Puesto que a lo largo de de la década de los años sesenta promovió una importante ampliación de la comparsa de gigantes y cabezudos, era lógico suponer que, movido por su afición al cine, parte de esta ampliación se realizara inspirada en conocidos personajes del Séptimo Arte, una iniciativa que dos décadas más tarde, en 1986, continuó el entonces concejal de Festejos José Macías con los actuales gigantes del Gordo y el Flaco.

Tal como explico en el artículo dedicado a los gigantes de los años sesenta, en los tres lustros escasos que van desde 1960 hasta 1974, fecha de adquisición de la comparsa cervantina, he podido identificar más de una treintena de gigantes distintos, en su mayoría nuevos salvo la media docena de la comparsa tradicional, a los que habría que sumar un número considerable de cabezudos que en ocasiones eran intercambiados con éstos de una manera un tanto caótica.

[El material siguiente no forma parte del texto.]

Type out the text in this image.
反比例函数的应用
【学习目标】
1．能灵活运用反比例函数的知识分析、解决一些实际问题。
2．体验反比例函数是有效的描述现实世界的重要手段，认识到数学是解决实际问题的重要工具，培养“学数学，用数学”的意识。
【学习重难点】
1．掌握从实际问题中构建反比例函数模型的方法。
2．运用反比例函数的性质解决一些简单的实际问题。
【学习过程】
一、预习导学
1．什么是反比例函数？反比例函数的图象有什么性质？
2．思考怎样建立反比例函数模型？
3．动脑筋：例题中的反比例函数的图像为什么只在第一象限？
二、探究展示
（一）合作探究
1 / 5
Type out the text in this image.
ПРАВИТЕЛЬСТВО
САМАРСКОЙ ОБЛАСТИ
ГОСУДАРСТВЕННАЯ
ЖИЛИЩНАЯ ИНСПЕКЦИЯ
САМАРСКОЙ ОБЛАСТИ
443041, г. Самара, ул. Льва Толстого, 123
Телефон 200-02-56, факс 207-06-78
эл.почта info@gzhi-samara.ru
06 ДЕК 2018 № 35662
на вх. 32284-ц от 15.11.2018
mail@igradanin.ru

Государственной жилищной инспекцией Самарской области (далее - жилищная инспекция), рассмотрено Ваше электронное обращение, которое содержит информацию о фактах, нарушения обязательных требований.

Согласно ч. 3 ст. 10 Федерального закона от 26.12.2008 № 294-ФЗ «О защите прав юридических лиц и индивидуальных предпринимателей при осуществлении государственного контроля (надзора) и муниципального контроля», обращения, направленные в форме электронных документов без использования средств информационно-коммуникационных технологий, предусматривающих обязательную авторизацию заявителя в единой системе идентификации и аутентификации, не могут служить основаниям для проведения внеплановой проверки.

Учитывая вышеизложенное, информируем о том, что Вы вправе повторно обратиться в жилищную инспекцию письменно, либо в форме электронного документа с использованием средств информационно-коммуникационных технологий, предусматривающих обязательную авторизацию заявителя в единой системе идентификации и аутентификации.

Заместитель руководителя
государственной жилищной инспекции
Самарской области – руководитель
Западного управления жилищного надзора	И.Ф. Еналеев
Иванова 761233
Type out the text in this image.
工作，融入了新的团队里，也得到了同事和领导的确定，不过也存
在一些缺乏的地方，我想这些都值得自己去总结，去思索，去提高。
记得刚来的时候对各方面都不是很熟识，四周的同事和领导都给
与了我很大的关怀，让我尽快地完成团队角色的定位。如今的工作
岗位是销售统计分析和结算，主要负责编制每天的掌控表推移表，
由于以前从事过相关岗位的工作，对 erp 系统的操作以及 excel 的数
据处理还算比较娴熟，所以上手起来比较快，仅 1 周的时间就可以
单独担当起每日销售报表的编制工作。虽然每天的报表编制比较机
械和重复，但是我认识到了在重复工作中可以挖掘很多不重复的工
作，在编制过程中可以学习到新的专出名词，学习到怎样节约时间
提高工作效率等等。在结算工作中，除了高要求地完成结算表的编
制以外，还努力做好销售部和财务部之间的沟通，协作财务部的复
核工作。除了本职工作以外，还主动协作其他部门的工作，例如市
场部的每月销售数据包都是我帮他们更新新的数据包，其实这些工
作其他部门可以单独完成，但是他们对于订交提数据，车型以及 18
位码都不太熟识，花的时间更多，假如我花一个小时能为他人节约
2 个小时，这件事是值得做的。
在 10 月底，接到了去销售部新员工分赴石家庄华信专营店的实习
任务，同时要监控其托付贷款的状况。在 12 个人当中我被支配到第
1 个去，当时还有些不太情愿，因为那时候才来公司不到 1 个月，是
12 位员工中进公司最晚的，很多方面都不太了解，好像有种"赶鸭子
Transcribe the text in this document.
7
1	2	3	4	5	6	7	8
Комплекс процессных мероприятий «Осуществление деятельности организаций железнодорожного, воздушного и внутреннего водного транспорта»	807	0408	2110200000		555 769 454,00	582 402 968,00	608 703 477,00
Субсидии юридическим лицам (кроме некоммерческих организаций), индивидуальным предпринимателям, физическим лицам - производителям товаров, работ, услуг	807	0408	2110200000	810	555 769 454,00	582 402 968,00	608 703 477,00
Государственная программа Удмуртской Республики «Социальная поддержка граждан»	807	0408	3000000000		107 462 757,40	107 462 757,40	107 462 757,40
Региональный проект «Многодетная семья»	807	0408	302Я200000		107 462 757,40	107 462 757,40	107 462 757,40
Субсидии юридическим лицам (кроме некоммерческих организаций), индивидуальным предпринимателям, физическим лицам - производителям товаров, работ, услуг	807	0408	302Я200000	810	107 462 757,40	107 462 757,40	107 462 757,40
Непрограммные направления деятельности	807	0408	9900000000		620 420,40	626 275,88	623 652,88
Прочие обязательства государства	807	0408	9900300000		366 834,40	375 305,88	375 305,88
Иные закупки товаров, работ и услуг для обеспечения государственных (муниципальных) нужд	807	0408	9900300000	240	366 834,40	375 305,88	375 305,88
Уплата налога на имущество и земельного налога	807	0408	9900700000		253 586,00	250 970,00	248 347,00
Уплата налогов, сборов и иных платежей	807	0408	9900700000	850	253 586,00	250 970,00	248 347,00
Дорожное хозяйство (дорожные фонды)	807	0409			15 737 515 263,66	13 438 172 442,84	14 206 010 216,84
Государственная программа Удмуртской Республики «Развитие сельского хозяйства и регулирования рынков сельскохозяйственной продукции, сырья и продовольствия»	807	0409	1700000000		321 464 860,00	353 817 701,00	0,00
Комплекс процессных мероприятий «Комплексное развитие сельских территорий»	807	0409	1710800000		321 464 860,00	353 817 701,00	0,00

Algunos de estos nuevos gigantes habían sido realizados por el artesano local don Miguel Ruiz Flores con más buena voluntad que calidad artística, pero la mayor parte de ellos, así como la práctica totalidad de los cabezudos, fueron adquiridos en casas especializadas, siendo por ello de serie. Aunque su temática era variada, tal como he comentado en ocasiones estaba vinculada al mundo del cine.

Es preciso advertir que en ocasiones los fabricantes solían bautizarlos, cabe suponer que para eludir posibles derechos de imagen, no con sus nombres propios sino con otros más genéricos. Así Popeye se transformaba en un Marinero y la madrastra de Blancanieves en una Reina o en una Bruja, según la escena de la película. En ocasiones la similitud tampoco era exacta, aunque sí lo suficiente como para que se pudiera identificar sin problemas. Paradójicamente también podía ocurrir lo contrario, encontrándonos con unos nombres muy concretos pese a que el parecido con sus modelos pudiera resultar relativo. Debido a ello me he visto en la necesidad de tener un poco de manga ancha a la hora de hacer las identificaciones, con el consiguiente riesgo de incurrir en un error.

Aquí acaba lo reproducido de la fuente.